Les dépenses moyennes par personne et par an en cours particuliers et de rattrapage scolaire se situent à 26 dinars dans le Grand Tunis (23 dinars dans le Centre Est) contre à peine 4 dinars dans le Centre Ouest. Le rapport de 1 à un peu plus de 2 qui existe entre le Grand Tunis et la région du Centre Ouest en matière de dépenses globales de consommation passe de 1 à plus de 6 pour ce qui est des dépenses en cours particuliers et de rattrapage scolaire. Or ces cours particuliers ont des conséquences directes sur les résultats au Bac et par suite sur l’orientation universitaire et le niveau de chômage des diplômés du supérieur par CSP et région.
Les dépenses moyennes par personne et par an en loisirs et culture se situent à 53,3 dinars dans le Grand Tunis contre 12,6 dinars dans le Centre Ouest, soit le niveau le plus bas de toutes les régions, loin derrière la moyenne nationale (35,5 dinars).

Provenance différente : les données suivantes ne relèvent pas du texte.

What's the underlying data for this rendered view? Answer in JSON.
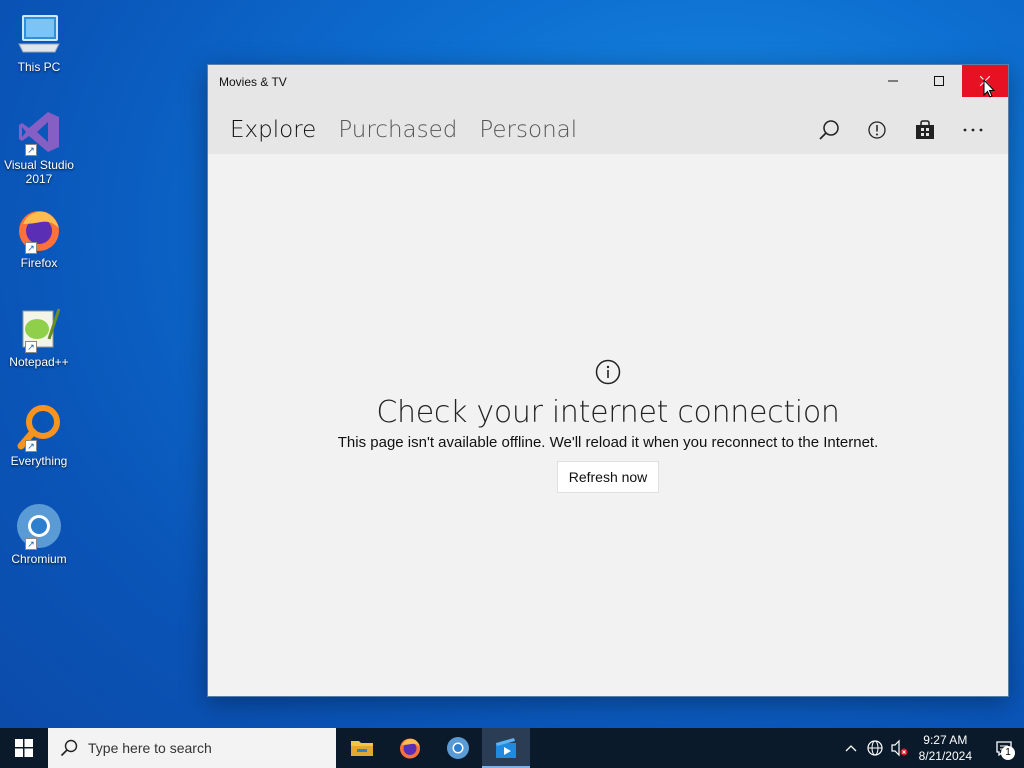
{
  "desktop": {
    "icons": [
      {
        "label": "This PC",
        "icon": "computer-icon"
      },
      {
        "label": "Visual Studio 2017",
        "icon": "visual-studio-icon"
      },
      {
        "label": "Firefox",
        "icon": "firefox-icon"
      },
      {
        "label": "Notepad++",
        "icon": "notepadpp-icon"
      },
      {
        "label": "Everything",
        "icon": "everything-search-icon"
      },
      {
        "label": "Chromium",
        "icon": "chromium-icon"
      }
    ]
  },
  "window": {
    "title": "Movies & TV",
    "controls": {
      "minimize": "—",
      "maximize": "☐",
      "close": "✕"
    },
    "tabs": [
      {
        "label": "Explore",
        "active": true
      },
      {
        "label": "Purchased",
        "active": false
      },
      {
        "label": "Personal",
        "active": false
      }
    ],
    "nav_icons": [
      "search-icon",
      "alert-icon",
      "store-bag-icon",
      "more-icon"
    ],
    "message": {
      "heading": "Check your internet connection",
      "body": "This page isn't available offline. We'll reload it when you reconnect to the Internet.",
      "button": "Refresh now"
    }
  },
  "taskbar": {
    "search_placeholder": "Type here to search",
    "apps": [
      "file-explorer-icon",
      "firefox-icon",
      "chromium-icon",
      "movies-tv-icon"
    ],
    "active_app": "movies-tv-icon",
    "clock": {
      "time": "9:27 AM",
      "date": "8/21/2024"
    },
    "notification_count": "1"
  },
  "colors": {
    "accent": "#0063b1",
    "close_red": "#e81123",
    "taskbar": "#0b1a2b"
  }
}
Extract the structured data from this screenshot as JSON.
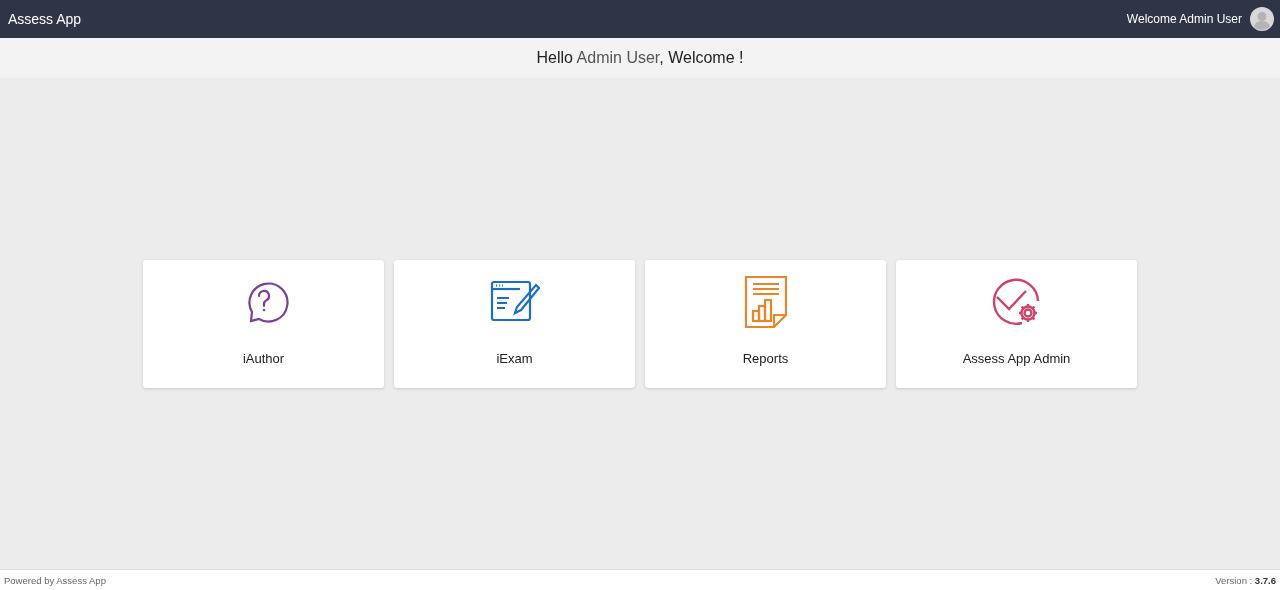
{
  "app_bar": {
    "title": "Assess App",
    "user_label": "Welcome Admin User"
  },
  "greeting": {
    "before": "Hello ",
    "name": "Admin User",
    "after": ", Welcome !"
  },
  "tiles": [
    {
      "kind": "question",
      "label": "iAuthor",
      "color": "#7b3f98"
    },
    {
      "kind": "exam",
      "label": "iExam",
      "color": "#1a6fc9"
    },
    {
      "kind": "report",
      "label": "Reports",
      "color": "#e8862a"
    },
    {
      "kind": "admin",
      "label": "Assess App Admin",
      "color": "#d0426e"
    }
  ],
  "footer": {
    "left": "Powered by Assess App",
    "right": "Version : **3.7.6**"
  }
}
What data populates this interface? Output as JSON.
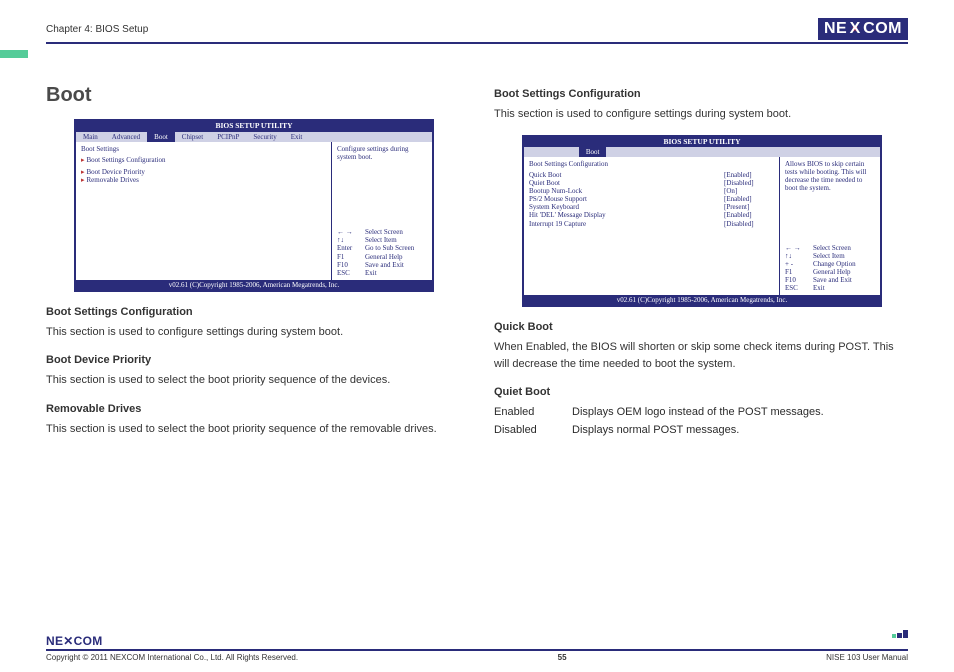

On repasse donc d’un rapport de 1 à un peu plus de 2 en matière de dépenses globales à un rapport de 1 à près de 4,5 en matière de dépenses de culture et de loisirs.
Ces données sont édifiantes même si elles restent fragmentaires et contestables sur le plan méthodologique. Au surplus, il existe dans la même région et dans la même agglomération des écarts de revenu et de consommation bien plus importants que ceux relevés entre régions. Malheureusement, ces écarts sont difficilement mesurables pour l’instant quoique les niveaux de consommation par CSP du chef de ménage leur apportent des indications indirectes, mais incontestables.
Ce qu’il faut retenir de cette brève digression est clair et inquiétant à la fois: plus encore que le retard économique et d’infrastructure, l’ouest et le centre du pays, accusent un retard plus grand encore en matière culturelle et éducative, et par là même un retard dans l’évolution des structures mentales et des comportements sociaux. C’est ainsi que le terrorisme qui se nourrit de la misère matérielle a trouvé dans la misère culturelle caractérisant ces régions un terrain propice à son éclosion. Dès lors, la lutte armée contre le terrorisme doit s’accompagner par une politique socioéconomique et éducative spécifique en faveur de certaines régions.